E.g. a academic phrasebank from a poupular scientific writing guidebooks, or a high level scientific journal.

Workflows#

Step 1: Load the data#

[1]:
from openphrasebank import extract_text_from_pdf, clean_text

pdf_path = r"../../data/Academic_Phrasebank.pdf"

# skip the cover and the last two page
text = extract_text_from_pdf(pdf_path, skip_first=6, skip_last=2)
cleaned_text = clean_text(text)

[nltk_data] Downloading package punkt to /home/codespace/nltk_data...
[nltk_data]   Package punkt is already up-to-date!

Step 2: Extract the phrases#

[2]:
import spacy
from openphrasebank import extract_verb_phrases, extract_expanded_noun_phrases, is_valid_phrase
# Using English language pre-trained model from spaCy, visit for models in other language https://spacy.io/models
#! python -m spacy download en_core_web_sm

nlp = spacy.load("en_core_web_sm")
doc = nlp(cleaned_text)
# match with the verb and noun phrases patterns
verb_phrases = extract_verb_phrases(doc)
expanded_noun_phrases = extract_expanded_noun_phrases(doc)

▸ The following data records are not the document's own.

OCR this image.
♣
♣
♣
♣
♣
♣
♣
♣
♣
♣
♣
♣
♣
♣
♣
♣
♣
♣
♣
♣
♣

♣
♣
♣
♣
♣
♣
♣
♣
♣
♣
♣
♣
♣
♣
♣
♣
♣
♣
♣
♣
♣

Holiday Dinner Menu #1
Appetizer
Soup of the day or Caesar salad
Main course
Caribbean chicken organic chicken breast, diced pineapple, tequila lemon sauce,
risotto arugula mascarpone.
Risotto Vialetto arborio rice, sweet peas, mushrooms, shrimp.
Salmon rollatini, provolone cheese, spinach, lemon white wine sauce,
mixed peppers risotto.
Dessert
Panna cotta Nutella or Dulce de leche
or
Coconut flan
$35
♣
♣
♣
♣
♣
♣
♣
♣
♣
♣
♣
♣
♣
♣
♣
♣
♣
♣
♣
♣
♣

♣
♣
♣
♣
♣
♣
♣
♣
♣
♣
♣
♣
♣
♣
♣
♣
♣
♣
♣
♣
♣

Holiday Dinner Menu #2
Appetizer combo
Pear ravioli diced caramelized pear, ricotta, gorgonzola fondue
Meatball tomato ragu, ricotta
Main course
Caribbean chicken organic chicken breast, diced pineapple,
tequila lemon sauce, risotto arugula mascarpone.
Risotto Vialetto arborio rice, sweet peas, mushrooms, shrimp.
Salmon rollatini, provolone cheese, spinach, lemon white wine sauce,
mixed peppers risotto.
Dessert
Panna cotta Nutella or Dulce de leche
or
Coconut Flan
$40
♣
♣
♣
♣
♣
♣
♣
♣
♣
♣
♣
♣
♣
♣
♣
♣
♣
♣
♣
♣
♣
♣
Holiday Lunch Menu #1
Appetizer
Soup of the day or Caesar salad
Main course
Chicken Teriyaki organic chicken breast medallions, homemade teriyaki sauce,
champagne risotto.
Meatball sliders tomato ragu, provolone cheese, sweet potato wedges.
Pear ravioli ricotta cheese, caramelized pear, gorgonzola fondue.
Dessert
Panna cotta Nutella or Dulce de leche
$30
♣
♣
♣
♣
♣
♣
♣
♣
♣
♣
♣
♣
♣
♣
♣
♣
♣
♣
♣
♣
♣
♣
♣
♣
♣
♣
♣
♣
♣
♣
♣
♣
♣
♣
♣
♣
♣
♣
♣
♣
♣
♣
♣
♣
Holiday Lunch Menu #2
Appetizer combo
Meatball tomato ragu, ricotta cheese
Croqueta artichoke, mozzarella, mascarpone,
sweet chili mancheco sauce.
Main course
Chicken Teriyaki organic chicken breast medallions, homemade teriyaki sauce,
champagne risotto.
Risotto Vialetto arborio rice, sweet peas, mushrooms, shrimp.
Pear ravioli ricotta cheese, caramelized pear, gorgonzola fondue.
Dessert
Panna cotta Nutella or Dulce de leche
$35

Step 3: Filter and export#

[3]:

# Combine lists and remove duplicates
combined_phrases = set(expanded_noun_phrases + verb_phrases)

# sort
sorted_phrases = sorted({phrase for phrase in combined_phrases if 1 < len(phrase.split(' ')) < 5 and len(phrase) > 2 and is_valid_phrase(phrase)})

[5]:
### Step 3: Save the data
import re
# Write the sorted phrases to a Markdown file
with open('../../phrasebanks/academic_phrasebank.md', 'w') as file:
    for phrase in sorted_phrases:
        cleaned_phrase = re.sub(r'\n*', '', phrase)
        file.write(cleaned_phrase + '\n')